Kering

D. Andar
Chapter #9

Perasaan Menyiksa

Berbicara dengan ayahnya sangat menguras energi, Genta merasa tenaganya habis begitu dia keluar dari kantor polisi. Dia tidak berbicara dengan Sumiah, wanita yang melahirkannya itu tidak bersedia menemui Genta. Tak ada alasan.

Hujan sudah berhenti, menyisakan titik-titik air pada dedaunan. Halaman kantor polisi yang dilapisi paving block berkilau, efek dari permukaan basah yang tertimpa sinar matahari. Genta mendongak, langit tampak bersih sekarang, awan nimbus yang semula menggantung tebal sudah terusir pergi. Semilir angin menyentuh lembut kulit Genta, membawa hawa dingin yang menyejukkan. Aroma tanah basah menguar, menghadirkan perasaan nyaman yang abstrak. Genta menarik napas panjang, lalu mengembuskannya perlahan. Pandangannya beralih pada jalan raya di depannya, kendaraan berlalu lalang, orang-orang mulai beraktivitas setelah mungkin sepagian mendekam di rumah karena guyuran hujan yang lebat. Genta menghampiri motor Muhidi yang terparkir bersama deretan motor lain kemudian menaikinya, meninggalkan tempat itu.
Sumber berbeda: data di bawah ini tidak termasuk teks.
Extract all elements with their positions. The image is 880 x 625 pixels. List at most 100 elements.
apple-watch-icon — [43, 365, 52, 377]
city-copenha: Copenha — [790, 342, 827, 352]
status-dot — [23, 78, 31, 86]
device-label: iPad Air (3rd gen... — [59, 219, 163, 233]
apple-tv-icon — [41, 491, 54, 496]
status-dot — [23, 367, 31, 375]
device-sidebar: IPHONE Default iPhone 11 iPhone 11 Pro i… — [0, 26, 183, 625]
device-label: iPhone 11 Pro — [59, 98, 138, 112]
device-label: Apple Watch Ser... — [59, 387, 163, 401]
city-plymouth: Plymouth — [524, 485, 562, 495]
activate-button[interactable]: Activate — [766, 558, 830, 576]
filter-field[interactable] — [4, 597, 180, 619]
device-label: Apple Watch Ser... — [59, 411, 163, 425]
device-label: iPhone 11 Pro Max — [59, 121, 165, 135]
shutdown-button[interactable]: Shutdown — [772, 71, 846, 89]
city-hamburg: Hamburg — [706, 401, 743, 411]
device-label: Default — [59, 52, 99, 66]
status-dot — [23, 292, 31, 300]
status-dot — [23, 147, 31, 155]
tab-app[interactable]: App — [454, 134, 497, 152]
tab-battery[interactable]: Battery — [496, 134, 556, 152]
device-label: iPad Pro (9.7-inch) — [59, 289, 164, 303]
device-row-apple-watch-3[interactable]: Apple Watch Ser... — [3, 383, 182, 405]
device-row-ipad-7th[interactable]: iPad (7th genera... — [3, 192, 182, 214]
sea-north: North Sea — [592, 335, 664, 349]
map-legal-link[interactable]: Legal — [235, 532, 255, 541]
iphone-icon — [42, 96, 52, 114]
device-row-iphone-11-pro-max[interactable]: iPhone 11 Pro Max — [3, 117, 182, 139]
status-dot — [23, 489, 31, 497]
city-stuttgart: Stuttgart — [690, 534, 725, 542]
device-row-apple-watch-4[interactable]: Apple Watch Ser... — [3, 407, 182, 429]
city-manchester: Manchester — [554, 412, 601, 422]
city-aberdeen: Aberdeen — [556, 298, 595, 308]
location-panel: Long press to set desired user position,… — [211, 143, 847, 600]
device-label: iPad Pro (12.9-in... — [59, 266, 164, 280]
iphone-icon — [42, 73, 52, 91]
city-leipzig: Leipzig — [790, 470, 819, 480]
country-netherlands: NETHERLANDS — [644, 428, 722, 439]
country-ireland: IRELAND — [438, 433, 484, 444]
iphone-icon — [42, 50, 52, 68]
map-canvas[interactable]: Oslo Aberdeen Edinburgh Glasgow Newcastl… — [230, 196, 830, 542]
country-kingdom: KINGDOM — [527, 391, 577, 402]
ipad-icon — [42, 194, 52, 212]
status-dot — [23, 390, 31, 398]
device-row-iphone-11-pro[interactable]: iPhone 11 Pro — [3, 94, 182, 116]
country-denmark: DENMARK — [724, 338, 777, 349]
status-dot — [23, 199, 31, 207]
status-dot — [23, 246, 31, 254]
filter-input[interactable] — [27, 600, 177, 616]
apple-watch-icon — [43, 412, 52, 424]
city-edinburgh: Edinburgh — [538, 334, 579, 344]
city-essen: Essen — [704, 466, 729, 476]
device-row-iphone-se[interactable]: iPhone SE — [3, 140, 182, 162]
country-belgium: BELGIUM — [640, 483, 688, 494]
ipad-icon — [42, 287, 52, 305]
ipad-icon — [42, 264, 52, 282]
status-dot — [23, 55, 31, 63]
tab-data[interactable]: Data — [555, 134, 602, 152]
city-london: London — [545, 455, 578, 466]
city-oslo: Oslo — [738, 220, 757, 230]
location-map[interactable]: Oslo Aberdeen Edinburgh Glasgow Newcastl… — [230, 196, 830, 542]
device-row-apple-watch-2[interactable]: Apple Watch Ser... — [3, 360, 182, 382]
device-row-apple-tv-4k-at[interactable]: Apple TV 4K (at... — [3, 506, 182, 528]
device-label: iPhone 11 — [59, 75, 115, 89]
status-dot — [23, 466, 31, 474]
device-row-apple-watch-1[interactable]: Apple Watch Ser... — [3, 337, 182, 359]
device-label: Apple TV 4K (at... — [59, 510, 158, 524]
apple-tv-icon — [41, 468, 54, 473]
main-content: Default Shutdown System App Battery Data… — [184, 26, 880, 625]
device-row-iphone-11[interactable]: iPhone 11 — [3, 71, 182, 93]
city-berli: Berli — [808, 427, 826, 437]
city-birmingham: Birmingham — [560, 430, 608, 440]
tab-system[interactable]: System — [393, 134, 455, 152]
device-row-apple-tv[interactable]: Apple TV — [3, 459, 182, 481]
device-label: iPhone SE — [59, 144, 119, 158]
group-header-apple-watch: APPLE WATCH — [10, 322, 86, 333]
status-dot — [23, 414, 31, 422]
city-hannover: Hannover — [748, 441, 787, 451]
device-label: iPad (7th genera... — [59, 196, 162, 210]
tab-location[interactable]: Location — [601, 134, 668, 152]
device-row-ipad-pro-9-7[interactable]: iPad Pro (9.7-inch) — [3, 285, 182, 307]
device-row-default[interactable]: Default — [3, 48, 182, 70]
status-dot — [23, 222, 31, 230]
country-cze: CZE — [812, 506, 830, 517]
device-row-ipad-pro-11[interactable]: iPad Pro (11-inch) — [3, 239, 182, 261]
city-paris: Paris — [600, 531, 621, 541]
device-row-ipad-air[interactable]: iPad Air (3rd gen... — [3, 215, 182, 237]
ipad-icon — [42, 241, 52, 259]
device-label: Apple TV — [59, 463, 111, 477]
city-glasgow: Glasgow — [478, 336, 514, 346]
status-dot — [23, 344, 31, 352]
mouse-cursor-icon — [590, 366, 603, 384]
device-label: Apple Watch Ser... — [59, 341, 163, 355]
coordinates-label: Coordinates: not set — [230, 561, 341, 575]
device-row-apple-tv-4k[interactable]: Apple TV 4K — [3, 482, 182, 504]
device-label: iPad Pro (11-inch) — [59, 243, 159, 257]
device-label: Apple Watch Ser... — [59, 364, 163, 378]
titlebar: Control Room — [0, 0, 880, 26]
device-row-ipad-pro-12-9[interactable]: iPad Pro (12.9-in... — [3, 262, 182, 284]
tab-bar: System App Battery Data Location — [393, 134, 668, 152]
Di tengah perjalanan kembali ke rumah kakeknya, mendadak Genta mengubah tujuan, dia ingin mendatangi suatu tempat. Tempat yang dulu pernah ia kunjungi bersama ayahnya. Mardiono memang bukan ayah yang baik, tapi ada kalanya lelaki itu bersikap seperti seorang ayah yang sesungguhnya. Satu dari sedikit kenangan indah bersama ayahnya adalah ketika Genta diajak ke kebun karet tempat Mardiono bekerja. Kebunnya sangat luas, penduduk setempat lebih sering menyebutnya hutan karet ketimbang kebun biasa.

Jalanan beraspal memantulkan cahaya pelangi yang terbentuk dari reaksi kombinasi antara cahaya matahari, air, dan minyak, Genta melajukan motor dengan kecepatan rata-rata. Dia tidak berharap cepat sampai tujuan, dia menikmati moment dalam perjalanannya. Genta mengenang kegembiraan yang dia rasakan saat membonceng di tangki bensin motor GL Pro ayahnya. Rasanya seperti sedang berada di atas awan. Dagu berlipatnya terangkat, matanya menatap sekeliling, pongah. Lucu, karena saat itu dia menganggap tidak ada anak yang seberuntung dirinya. Tentu saja banyak anak yang lebih beruntung dari dia.

Roda motor berbelok, meninggalkan jalan beraspal dan memasuki jalan lain yang lebarnya tak lebih dari ukuran sebuah truk. Jejak panjang terbentuk di atas tanah merah yang lunak akibat hujan, melindas rumput-rumput yang baru tumbuh. Genta memarkirkan motor di tepi hutan, di dekat semak-semak yang hampir setinggi anak kecil.

Tanah dan rumput masih basah, daun-daun pada pepohonan masih meneteskan sisa air hujan, tapi langit mulai menampakkan keceriaannya. Burung-burung berkicau, melompat dari satu pohon ke pohon yang lain sementara sinar mentari menembus sela-sela pepohonan hingga bagian yang terkena cahayanya berkilau bagai taman surga. Menciptakan ketenangan yang misterius.

Langkah Genta panjang-panjang saat memasuki hutan. Bau busuk getah karet yang mengambang di udara sama sekali tidak mengganggunya. Genta terus berjalan di antara deretan pohon-pohon yang rapi dengan sayatan berbentuk spiral melingkari batangnya dan cangklong yang tergantung.